The One Thing COVID Didn’t Affect This Year? Boston Rents.

The only constant is change...and Boston rent prices going up.

Boston Rent overview

The median price for a one-bedroom apartment in Boston skyrocketed this year, regaining for the losses experienced during 2020./Chart via Zumper/

We’ve hit everyone’s favorite time of year, where we get recaps and round-ups that look back at what we listened to, what we read, and how much rent in Boston (already one of the priciest cities in the country) went up. No? Looking at rent increase isn’t your favorite roundup? Think of it like your Spotify wrapped, but not fun or surprising, especially if you’re a renter or trying to rent. Because the harsh reality is after a year of downturn (perhaps one of the only silver linings of this ongoing COVID nightmare we live in), Boston rent is back on the rise.

We kicked off the year with the aftermath of 2020’s city exodus still lingering. According to Zumper, Boston entered 2021 with the median price of a one-bedroom apartment being $2,020 and $2,500 for a two-bedroom. Great for apartment hunters, but not so great for property owners, who’d seen a nearly 20 percent dip in rent for one-bedrooms and a 14 percent dip for two-bedrooms over the course of the last year as renters fled the city. And it wasn’t just Boston: Jeff Andrews, a data journalist with Zumper and author of their National Rent Report, says rent prices had been in a “free fall” since March 2020, especially in east coast cities.

“It was just a case of people who had the means to move, or lost their job and had to leave, or their company went work-from-home, so they decided to move in with their parents,” he says. “It led to a small exodus.”

Then in February of this year, the first tremors of change were detected, and median rent in Boston went up from $2,020 to $2,050. As more people rolled up their sleeves to get their COVID vaccines, rent prices went up as well, as we entered into our “new normal” (those were the days). Landlords, who’d been offering incentives like a month of free rent or a complimentary window unit, started to jack up their prices. After a slight dip in November, Bostonians saw a high in rent prices in December, with Zumper reporting that the median monthly rent of a one-bedroom and two-bedroom were $2,590 and $3,000, respectively.

“Once July hit, a lot of incentives started dropping off, because things were back to normal,” says Ryan McCormick, rental/property manager with Metro Realty Corp. “After September, there was a lack of inventory. Prices have increased to what they were pre-COVID and even higher. It was a good time to be a renter in 2020, (but) now I think we’re back to normal.”

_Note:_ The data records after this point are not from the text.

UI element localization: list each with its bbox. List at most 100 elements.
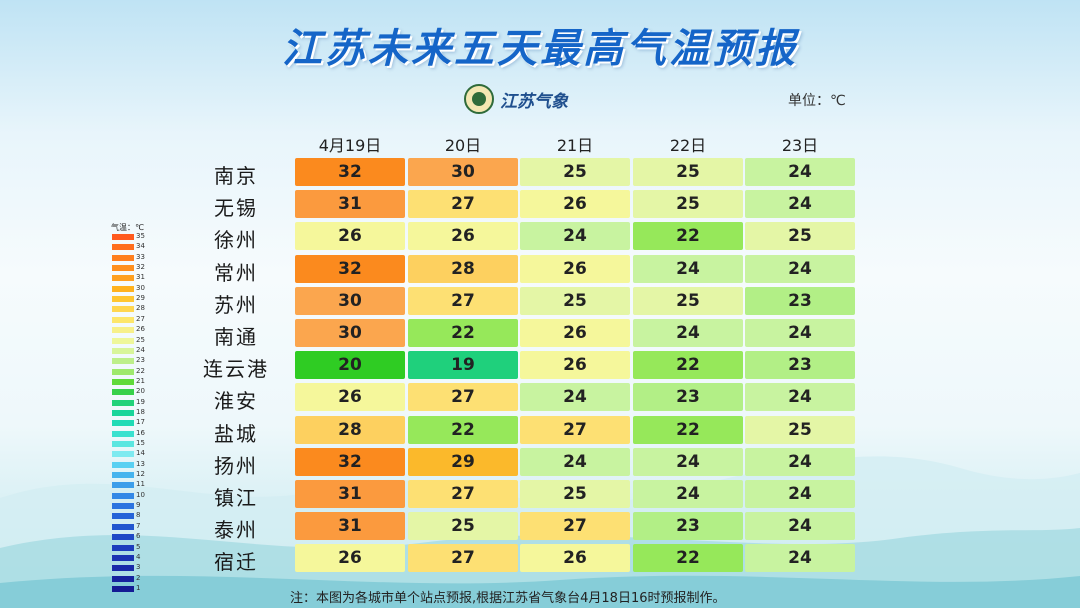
temperature-cell: 26 [520, 544, 630, 573]
legend-label: 28 [136, 304, 145, 313]
legend-label: 29 [136, 294, 145, 303]
date-header-1: 20日 [444, 136, 482, 155]
legend-label: 27 [136, 314, 145, 323]
temperature-cell: 26 [408, 222, 518, 251]
temperature-cell: 30 [295, 286, 405, 315]
temperature-cell: 25 [520, 480, 630, 508]
date-header-4: 23日 [781, 136, 819, 155]
legend-label: 26 [136, 325, 145, 334]
city-label: 无锡 [214, 196, 258, 221]
temperature-cell: 24 [520, 447, 630, 476]
temperature-cell: 25 [633, 286, 743, 315]
legend-label: 13 [136, 459, 145, 468]
date-header-2: 21日 [556, 136, 594, 155]
footnote: 注：本图为各城市单个站点预报,根据江苏省气象台4月18日16时预报制作。 [290, 591, 726, 606]
temperature-cell: 24 [633, 254, 743, 283]
legend-swatch [112, 575, 134, 582]
temperature-cell: 32 [295, 254, 405, 283]
temperature-cell: 27 [408, 286, 518, 315]
city-label: 徐州 [214, 228, 258, 253]
legend-swatch [112, 347, 134, 354]
temperature-cell: 30 [295, 319, 405, 347]
temperature-cell: 31 [295, 190, 405, 219]
temperature-cell: 27 [408, 190, 518, 219]
legend-label: 11 [136, 480, 145, 489]
legend-label: 34 [136, 242, 145, 251]
city-label: 南京 [214, 164, 258, 188]
legend-swatch [112, 544, 134, 551]
legend-label: 24 [136, 345, 145, 354]
legend-swatch [112, 482, 134, 489]
temperature-cell: 24 [633, 319, 743, 347]
legend-title: 气温：℃ [111, 223, 144, 232]
temperature-cell: 22 [633, 415, 743, 444]
date-header-0: 4月19日 [318, 136, 382, 155]
temperature-cell: 26 [520, 351, 630, 380]
legend-swatch [112, 296, 134, 303]
temperature-cell: 29 [408, 447, 518, 476]
temperature-cell: 24 [745, 254, 855, 283]
legend-swatch [112, 461, 134, 468]
city-label: 镇江 [214, 486, 258, 510]
legend-label: 35 [136, 232, 145, 240]
city-label: 常州 [214, 260, 258, 285]
temperature-cell: 28 [408, 254, 518, 283]
date-header-3: 22日 [669, 136, 707, 155]
temperature-cell: 27 [520, 512, 630, 541]
legend-swatch [112, 441, 134, 447]
legend-label: 22 [136, 366, 145, 375]
legend-swatch [112, 337, 134, 344]
temperature-cell: 27 [520, 415, 630, 444]
legend-swatch [112, 451, 134, 458]
temperature-cell: 25 [520, 286, 630, 315]
temperature-cell: 20 [295, 351, 405, 380]
temperature-cell: 27 [408, 480, 518, 508]
temperature-cell: 23 [745, 286, 855, 315]
legend-swatch [112, 565, 134, 572]
legend-swatch [112, 430, 134, 437]
legend-label: 25 [136, 335, 145, 344]
temperature-cell: 22 [633, 222, 743, 251]
city-label: 泰州 [214, 518, 258, 543]
temperature-cell: 24 [633, 447, 743, 476]
legend-swatch [112, 399, 134, 406]
legend-swatch [112, 368, 134, 375]
legend-swatch [112, 378, 134, 385]
city-label: 宿迁 [214, 550, 258, 575]
temperature-cell: 24 [745, 447, 855, 476]
legend-swatch [112, 534, 134, 541]
temperature-cell: 19 [408, 351, 518, 380]
legend-swatch [112, 285, 134, 292]
legend-label: 1 [136, 583, 141, 592]
city-label: 连云港 [203, 357, 269, 382]
temperature-cell: 26 [295, 222, 405, 251]
temperature-cell: 24 [633, 480, 743, 508]
legend-swatch [112, 585, 134, 592]
legend-label: 4 [136, 552, 141, 561]
city-label: 盐城 [214, 421, 258, 446]
legend-label: 17 [136, 418, 145, 427]
legend-label: 9 [136, 501, 141, 510]
temperature-cell: 23 [633, 512, 743, 541]
temperature-cell: 28 [295, 415, 405, 444]
temperature-cell: 26 [520, 190, 630, 219]
legend-label: 33 [136, 252, 145, 261]
legend-label: 21 [136, 376, 145, 385]
legend-label: 19 [136, 397, 145, 406]
temperature-cell: 30 [408, 158, 518, 186]
city-label: 扬州 [214, 453, 258, 478]
legend-swatch [112, 409, 134, 416]
legend-label: 20 [136, 387, 145, 396]
city-label: 苏州 [214, 292, 258, 317]
legend-swatch [112, 420, 134, 427]
temperature-cell: 23 [633, 383, 743, 412]
temperature-cell: 23 [745, 351, 855, 380]
legend-swatch [112, 234, 134, 240]
temperature-cell: 24 [520, 222, 630, 251]
legend-swatch [112, 513, 134, 520]
temperature-cell: 24 [745, 383, 855, 412]
temperature-cell: 22 [408, 319, 518, 347]
city-label: 南通 [214, 325, 258, 349]
legend-label: 2 [136, 573, 141, 582]
legend-label: 7 [136, 521, 141, 530]
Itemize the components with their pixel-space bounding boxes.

Normal now means going back to no rental inventory and lots of apartment hunters, with some units getting up to 40 applicants, McCormick says. In other words, looking for an apartment can be just as competitive as finding a house. Fun! As for what will happen heading into 2022, it depends on who you ask. Despite a new wave of COVID cases thanks to the latest variant, McCormick sees Boston rents continuing to rise next year thanks to sparse inventory and high renter demand, a trend that’s been happening since way before COVID came around, thanks to the city’s housing shortage. But now people may be in for some sticker shock after grabbing a rent deal in 2020. McCormick predicts landlords, seeing this increase in value, will raise rents even for tenants who may have a cheaper price thanks to pandemic pricing.

“We’re just weathering the storm now with COVID,” McCormick says. “Boston’s a city like no other. With all the schools, it’s always renter-heavy. Unless something drastic hits the U.S., I don’t see it changing. I think it’ll go back to pre-COVID prices.”

Andrews, on the other hand, thinks it’s possible Boston, along with other cities nationwide, will see a smaller version of what happened in 2020 in the new year, as Omnicron makes its presence known by infecting even the vaccinated among us.

“In the last week, we are seeing a massive spike in COVID cases,” he says. “It’s just a wild card…It’s looking like this wave is going to be bad and sustained. In that situation, people are not going to be moving at the clip they were before, so you might see things stagnate because of Omnicron.”